ECLI:NL:RBMNE:2020:5015

Rechtbank Midden-Nederland

Datum uitspraak
3 november 2020
Publicatiedatum
17 november 2020
Zaaknummer
UTR 20/2876
Instantie
Rechtbank Midden-Nederland
Type
Uitspraak
Procedures
  • Eerste aanleg - enkelvoudig
Rechters
Vindplaatsen
  • Rechtspraak.nl
AI samenvatting door LexboostAutomatisch gegenereerd

Verzoek om vergoeding van proceskosten afgewezen na intrekking beroep

In deze zaak heeft verzoekster, woonachtig in [plaats], een verzoek ingediend om vergoeding van haar proceskosten na het intrekken van haar beroep tegen een besluit van de heffingsambtenaar van de gemeente Gooise Meren.
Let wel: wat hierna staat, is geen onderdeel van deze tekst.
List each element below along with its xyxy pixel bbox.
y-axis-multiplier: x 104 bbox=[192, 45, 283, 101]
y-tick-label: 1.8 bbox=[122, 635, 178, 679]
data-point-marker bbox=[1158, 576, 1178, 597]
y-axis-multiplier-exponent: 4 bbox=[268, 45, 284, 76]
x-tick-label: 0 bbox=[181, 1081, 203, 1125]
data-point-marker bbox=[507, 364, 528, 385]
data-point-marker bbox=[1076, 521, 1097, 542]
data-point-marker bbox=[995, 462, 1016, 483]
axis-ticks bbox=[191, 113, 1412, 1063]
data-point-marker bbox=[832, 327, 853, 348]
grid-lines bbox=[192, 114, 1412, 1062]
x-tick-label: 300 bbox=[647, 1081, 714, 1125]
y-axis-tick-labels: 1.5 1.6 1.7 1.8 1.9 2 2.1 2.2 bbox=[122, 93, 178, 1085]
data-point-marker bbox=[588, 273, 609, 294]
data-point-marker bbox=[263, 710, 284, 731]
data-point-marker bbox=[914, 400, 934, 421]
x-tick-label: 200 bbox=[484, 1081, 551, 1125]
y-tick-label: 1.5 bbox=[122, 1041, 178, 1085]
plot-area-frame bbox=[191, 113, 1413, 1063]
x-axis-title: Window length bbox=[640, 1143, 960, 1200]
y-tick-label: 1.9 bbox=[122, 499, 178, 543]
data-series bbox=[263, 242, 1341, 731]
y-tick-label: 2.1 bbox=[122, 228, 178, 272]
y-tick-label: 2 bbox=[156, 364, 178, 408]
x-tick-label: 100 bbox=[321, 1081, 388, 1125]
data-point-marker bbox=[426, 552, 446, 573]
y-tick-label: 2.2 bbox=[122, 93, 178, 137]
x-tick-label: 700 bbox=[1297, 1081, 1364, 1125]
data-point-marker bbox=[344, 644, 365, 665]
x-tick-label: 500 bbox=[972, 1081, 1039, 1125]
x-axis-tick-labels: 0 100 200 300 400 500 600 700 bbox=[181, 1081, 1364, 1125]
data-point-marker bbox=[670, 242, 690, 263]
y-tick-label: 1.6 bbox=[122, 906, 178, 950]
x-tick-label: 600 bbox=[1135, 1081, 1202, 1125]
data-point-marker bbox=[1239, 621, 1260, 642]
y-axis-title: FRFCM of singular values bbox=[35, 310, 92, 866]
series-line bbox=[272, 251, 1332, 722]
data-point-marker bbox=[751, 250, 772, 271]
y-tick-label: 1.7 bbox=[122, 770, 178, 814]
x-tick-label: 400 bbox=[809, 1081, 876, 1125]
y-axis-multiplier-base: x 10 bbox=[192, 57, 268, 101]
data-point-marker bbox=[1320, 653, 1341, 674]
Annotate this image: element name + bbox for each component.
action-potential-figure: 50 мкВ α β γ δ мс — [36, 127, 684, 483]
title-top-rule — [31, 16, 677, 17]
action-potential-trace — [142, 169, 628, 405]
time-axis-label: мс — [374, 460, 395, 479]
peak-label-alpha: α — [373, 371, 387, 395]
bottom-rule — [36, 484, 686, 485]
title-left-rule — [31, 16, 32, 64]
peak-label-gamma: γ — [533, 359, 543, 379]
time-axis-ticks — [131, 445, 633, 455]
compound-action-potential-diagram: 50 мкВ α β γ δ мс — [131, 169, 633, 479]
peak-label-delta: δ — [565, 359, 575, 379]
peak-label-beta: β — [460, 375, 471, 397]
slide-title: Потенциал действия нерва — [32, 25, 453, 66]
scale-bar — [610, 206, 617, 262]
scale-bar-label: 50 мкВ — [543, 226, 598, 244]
De rechtbank Midden-Nederland heeft op 3 november 2020 uitspraak gedaan in deze zaak, geregistreerd onder zaaknummer UTR 20/2876. Verweerder, de heffingsambtenaar, heeft op 13 oktober 2020 gereageerd op het verzoek van verzoekster.

De rechtbank overweegt dat op 5 augustus 2020 een besluit door verweerder is genomen, waartegen verzoekster in beroep is gegaan. Echter, op 6 oktober 2020 heeft verzoekster aangegeven dat zij het beroep wenst in te trekken, na contact met verweerder. Bij deze intrekking heeft zij verzocht om vergoeding van haar proceskosten. De rechtbank wijst erop dat volgens de Algemene wet bestuursrecht (Awb) en het Besluit proceskosten bestuursrecht (Bpb) alleen kosten gemaakt door een professionele juridische hulpverlener voor vergoeding in aanmerking komen. Aangezien verzoekster geen advocaat of andere professionele juridische hulpverlener heeft ingeschakeld, zijn er geen kosten die voor vergoeding in aanmerking komen.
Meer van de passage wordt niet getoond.